Mehta aggiunge che “avere studenti che seguono sei o sette classi di 45 o 50 minuti alla volta dà loro abbastanza tempo per iniziare a fare qualcosa prima che il periodo finisca”. Spesso, gran parte di quel tempo è speso per rivedere i compiti a casa e i compiti meniali, esacerbando la noia. Semrow nota che “stare a scuola più a lungo avrebbe dato agli insegnanti più tempo libero per contattarmi” per conoscere i suoi punti di forza e le sue debolezze come studente.

Educatori e scienziati non sono ancora d’accordo su una definizione di noia, per non parlare di scoprire le sue esatte cause e cure in classe. Il libro più esaustivo sull’argomento fino ad oggi, Boredom in the Classroom: Addressing Student Motivation, Self-Regulation, and Engagement in Learning, è lungo 72 pagine. Come ha scritto recentemente il preside James Ryan in Education Week, “La noia dovrebbe essere considerata molto più seriamente quando si pensa a come migliorare i risultati degli studenti. … Penso che sia nel nostro interesse almeno affrontare questo fatto ostinato della scuola piuttosto che accettare semplicemente la noia come inestricabilmente legata all’apprendimento.”

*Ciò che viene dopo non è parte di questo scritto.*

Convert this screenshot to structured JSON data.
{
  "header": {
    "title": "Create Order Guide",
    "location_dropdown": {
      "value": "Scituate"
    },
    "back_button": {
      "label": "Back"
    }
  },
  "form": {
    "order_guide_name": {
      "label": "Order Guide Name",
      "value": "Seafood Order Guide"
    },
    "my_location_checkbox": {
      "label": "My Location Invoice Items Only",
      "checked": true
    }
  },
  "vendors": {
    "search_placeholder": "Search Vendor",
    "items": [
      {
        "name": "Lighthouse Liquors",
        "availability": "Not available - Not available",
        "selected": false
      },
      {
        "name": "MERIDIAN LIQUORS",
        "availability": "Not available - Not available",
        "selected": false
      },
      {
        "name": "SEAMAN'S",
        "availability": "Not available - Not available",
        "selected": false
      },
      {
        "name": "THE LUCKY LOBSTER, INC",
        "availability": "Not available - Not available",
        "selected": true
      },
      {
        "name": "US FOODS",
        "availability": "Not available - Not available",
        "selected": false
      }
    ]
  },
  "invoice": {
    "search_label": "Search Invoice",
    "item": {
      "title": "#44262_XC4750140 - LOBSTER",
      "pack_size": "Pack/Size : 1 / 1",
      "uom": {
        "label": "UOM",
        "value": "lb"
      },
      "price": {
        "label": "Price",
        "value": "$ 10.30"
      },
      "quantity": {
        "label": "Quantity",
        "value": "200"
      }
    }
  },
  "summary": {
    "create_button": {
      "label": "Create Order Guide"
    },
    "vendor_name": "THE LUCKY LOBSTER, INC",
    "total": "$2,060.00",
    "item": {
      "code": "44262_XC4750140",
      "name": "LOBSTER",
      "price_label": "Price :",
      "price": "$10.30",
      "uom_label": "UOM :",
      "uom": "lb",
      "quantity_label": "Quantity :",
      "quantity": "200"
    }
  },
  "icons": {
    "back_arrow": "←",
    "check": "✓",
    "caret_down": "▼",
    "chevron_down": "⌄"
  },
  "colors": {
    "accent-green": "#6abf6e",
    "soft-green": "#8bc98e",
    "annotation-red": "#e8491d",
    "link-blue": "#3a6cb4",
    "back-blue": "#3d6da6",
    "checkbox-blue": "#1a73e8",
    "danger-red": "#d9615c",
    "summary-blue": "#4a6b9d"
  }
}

“Ma il più grande cambiamento di cui abbiamo bisogno”, crede Rose, è molto più elementare. “Dobbiamo smettere di pensare che l’opposto di ‘annoiati’ sia ‘divertiti’. È ‘impegnato'”. Non si tratta di pompare cartoni animati e giochi di realtà virtuale in classe, ma di trovare modi per rendere il curriculum più risonante, personalizzato e significativo per ogni studente. “L’impegno è molto significativo a livello neurologico, a livello di apprendimento e a livello comportamentale. Quando i ragazzi sono impegnati, la vita è molto più facile.”

Zachary Jason è uno scrittore di Boston che scrive per Boston Magazine, il Boston Globe Magazine, e The Guardian.

Leggi la ricerca End of Average di Rose nel nostro numero Fall 2015.

Leggi “Why the Periphery Is Often More Powerful Than the Core” di Jal Mehta e Sarah Fine, Ed.M.’13

Leggi il post del blog di Dean Ryan sulla noia in Education Week.